Post de Trajetoriatop
Em meio ao avanço urbano de Americana (SP), um pequeno curso d’água guarda um papel gigante para o equilíbrio ambiental: o Córrego Bertini. Muito além de um simples fio de água, ele funciona como corredor ecológico, abrigo de espécies, regulador de temperatura e parte essencial da drenagem natural da região. Mesmo assim, esse patrimônio ambiental sofre há anos com a poluição, especialmente por conta dos resíduos industriais ligados à atuação da Goodyear, o que acendeu um alerta entre moradores, ambientalistas e autoridades.

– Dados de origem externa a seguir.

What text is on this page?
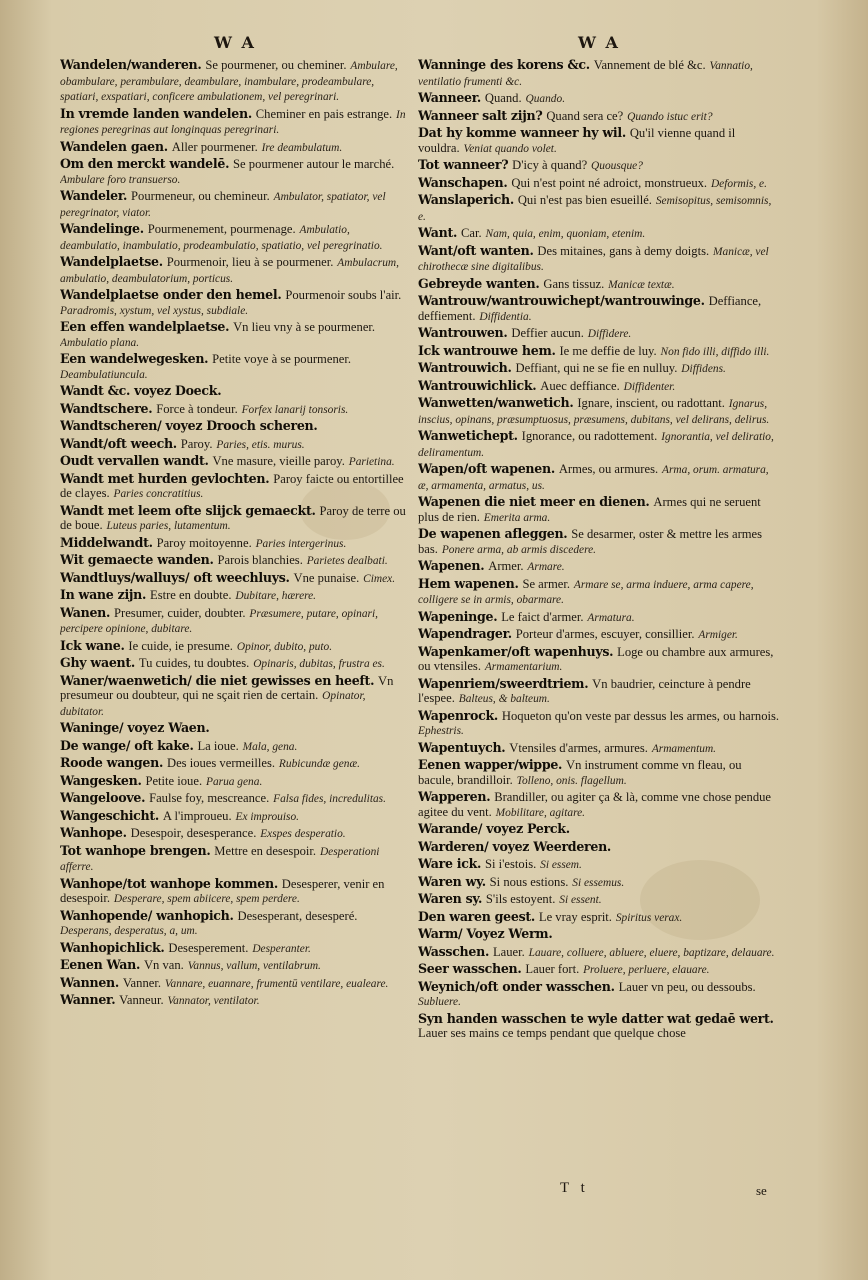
W A
Wandelen/wanderen. Se pourmener, ou cheminer. Ambulare, obambulare, perambulare, deambulare, inambulare, prodeambulare, spatiari, exspatiari, conficere ambulationem, vel peregrinari.
In vremde landen wandelen. Cheminer en pais estrange. In regiones peregrinas aut longinquas peregrinari.
Wandelen gaen. Aller pourmener. Ire deambulatum.
Om den merckt wandelē. Se pourmener autour le marché. Ambulare foro transuerso.
Wandeler. Pourmeneur, ou chemineur. Ambulator, spatiator, vel peregrinator, viator.
Wandelinge. Pourmenement, pourmenage. Ambulatio, deambulatio, inambulatio, prodeambulatio, spatiatio, vel peregrinatio.
Wandelplaetse. Pourmenoir, lieu à se pourmener. Ambulacrum, ambulatio, deambulatorium, porticus.
Wandelplaetse onder den hemel. Pourmenoir soubs l'air. Paradromis, xystum, vel xystus, subdiale.
Een effen wandelplaetse. Vn lieu vny à se pourmener. Ambulatio plana.
Een wandelwegesken. Petite voye à se pourmener. Deambulatiuncula.
Wandt &c. voyez Doeck.
Wandtschere. Force à tondeur. Forfex lanarij tonsoris.
Wandtscheren/ voyez Drooch scheren.
Wandt/oft weech. Paroy. Paries, etis. murus.
Oudt vervallen wandt. Vne masure, vieille paroy. Parietina.
Wandt met hurden gevlochten. Paroy faicte ou entortillee de clayes. Paries concratitius.
Wandt met leem ofte slijck gemaeckt. Paroy de terre ou de boue. Luteus paries, lutamentum.
Middelwandt. Paroy moitoyenne. Paries intergerinus.
Wit gemaecte wanden. Parois blanchies. Parietes dealbati.
Wandtluys/walluys/ oft weechluys. Vne punaise. Cimex.
In wane zijn. Estre en doubte. Dubitare, hærere.
Wanen. Presumer, cuider, doubter. Præsumere, putare, opinari, percipere opinione, dubitare.
Ick wane. Ie cuide, ie presume. Opinor, dubito, puto.
Ghy waent. Tu cuides, tu doubtes. Opinaris, dubitas, frustra es.
Waner/waenwetich/ die niet gewisses en heeft. Vn presumeur ou doubteur, qui ne sçait rien de certain. Opinator, dubitator.
Waninge/ voyez Waen.
De wange/ oft kake. La ioue. Mala, gena.
Roode wangen. Des ioues vermeilles. Rubicundæ genæ.
Wangesken. Petite ioue. Parua gena.
Wangeloove. Faulse foy, mescreance. Falsa fides, incredulitas.
Wangeschicht. A l'improueu. Ex improuiso.
Wanhope. Desespoir, desesperance. Exspes desperatio.
Tot wanhope brengen. Mettre en desespoir. Desperationi afferre.
Wanhope/tot wanhope kommen. Desesperer, venir en desespoir. Desperare, spem abiicere, spem perdere.
Wanhopende/ wanhopich. Desesperant, desesperé. Desperans, desperatus, a, um.
Wanhopichlick. Desesperement. Desperanter.
Eenen Wan. Vn van. Vannus, vallum, ventilabrum.
Wannen. Vanner. Vannare, euannare, frumentū ventilare, eualeare.
Wanner. Vanneur. Vannator, ventilator.
W A
Wanninge des korens &c. Vannement de blé &c. Vannatio, ventilatio frumenti &c.
Wanneer. Quand. Quando.
Wanneer salt zijn? Quand sera ce? Quando istuc erit?
Dat hy komme wanneer hy wil. Qu'il vienne quand il vouldra. Veniat quando volet.
Tot wanneer? D'icy à quand? Quousque?
Wanschapen. Qui n'est point né adroict, monstrueux. Deformis, e.
Wanslaperich. Qui n'est pas bien esueillé. Semisopitus, semisomnis, e.
Want. Car. Nam, quia, enim, quoniam, etenim.
Want/oft wanten. Des mitaines, gans à demy doigts. Manicæ, vel chirothecæ sine digitalibus.
Gebreyde wanten. Gans tissuz. Manicæ textæ.
Wantrouw/wantrouwichept/wantrouwinge. Deffiance, deffiement. Diffidentia.
Wantrouwen. Deffier aucun. Diffidere.
Ick wantrouwe hem. Ie me deffie de luy. Non fido illi, diffido illi.
Wantrouwich. Deffiant, qui ne se fie en nulluy. Diffidens.
Wantrouwichlick. Auec deffiance. Diffidenter.
Wanwetten/wanwetich. Ignare, inscient, ou radottant. Ignarus, inscius, opinans, præsumptuosus, præsumens, dubitans, vel delirans, delirus.
Wanwetichept. Ignorance, ou radottement. Ignorantia, vel deliratio, deliramentum.
Wapen/oft wapenen. Armes, ou armures. Arma, orum. armatura, æ, armamenta, armatus, us.
Wapenen die niet meer en dienen. Armes qui ne seruent plus de rien. Emerita arma.
De wapenen afleggen. Se desarmer, oster & mettre les armes bas. Ponere arma, ab armis discedere.
Wapenen. Armer. Armare.
Hem wapenen. Se armer. Armare se, arma induere, arma capere, colligere se in armis, obarmare.
Wapeninge. Le faict d'armer. Armatura.
Wapendrager. Porteur d'armes, escuyer, consillier. Armiger.
Wapenkamer/oft wapenhuys. Loge ou chambre aux armures, ou vtensiles. Armamentarium.
Wapenriem/sweerdtriem. Vn baudrier, ceincture à pendre l'espee. Balteus, & balteum.
Wapenrock. Hoqueton qu'on veste par dessus les armes, ou harnois. Ephestris.
Wapentuych. Vtensiles d'armes, armures. Armamentum.
Eenen wapper/wippe. Vn instrument comme vn fleau, ou bacule, brandilloir. Tolleno, onis. flagellum.
Wapperen. Brandiller, ou agiter ça & là, comme vne chose pendue agitee du vent. Mobilitare, agitare.
Warande/ voyez Perck.
Warderen/ voyez Weerderen.
Ware ick. Si i'estois. Si essem.
Waren wy. Si nous estions. Si essemus.
Waren sy. S'ils estoyent. Si essent.
Den waren geest. Le vray esprit. Spiritus verax.
Warm/ Voyez Werm.
Wasschen. Lauer. Lauare, colluere, abluere, eluere, baptizare, delauare.
Seer wasschen. Lauer fort. Proluere, perluere, elauare.
Weynich/oft onder wasschen. Lauer vn peu, ou dessoubs. Subluere.
Syn handen wasschen te wyle datter wat gedaē wert. Lauer ses mains ce temps pendant que quelque chose
T t	se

Ao longo de seu percurso, o córrego recebe cargas de efluentes que comprometem a qualidade da água e afetam diretamente a fauna e a flora locais. Peixes, insetos aquáticos, aves e pequenos mamíferos que dependem desse ecossistema enfrentam um cenário hostil, com perda de habitat, redução de oxigênio na água e acúmulo de substâncias tóxicas. Esse impacto se espalha pela cadeia alimentar e interfere em todo o equilíbrio da bacia hidrográfica.
O Córrego Bertini também influencia o microclima dos bairros do entorno, ajudando a amenizar o calor e contribuindo para a infiltração da água da chuva no solo, o que reduz enxurradas e risco de alagamentos. Quando suas margens são degradadas e suas águas contaminadas, a cidade toda sente os efeitos: mais ilhas de calor, menos áreas verdes funcionais e maior pressão sobre o sistema de drenagem urbana.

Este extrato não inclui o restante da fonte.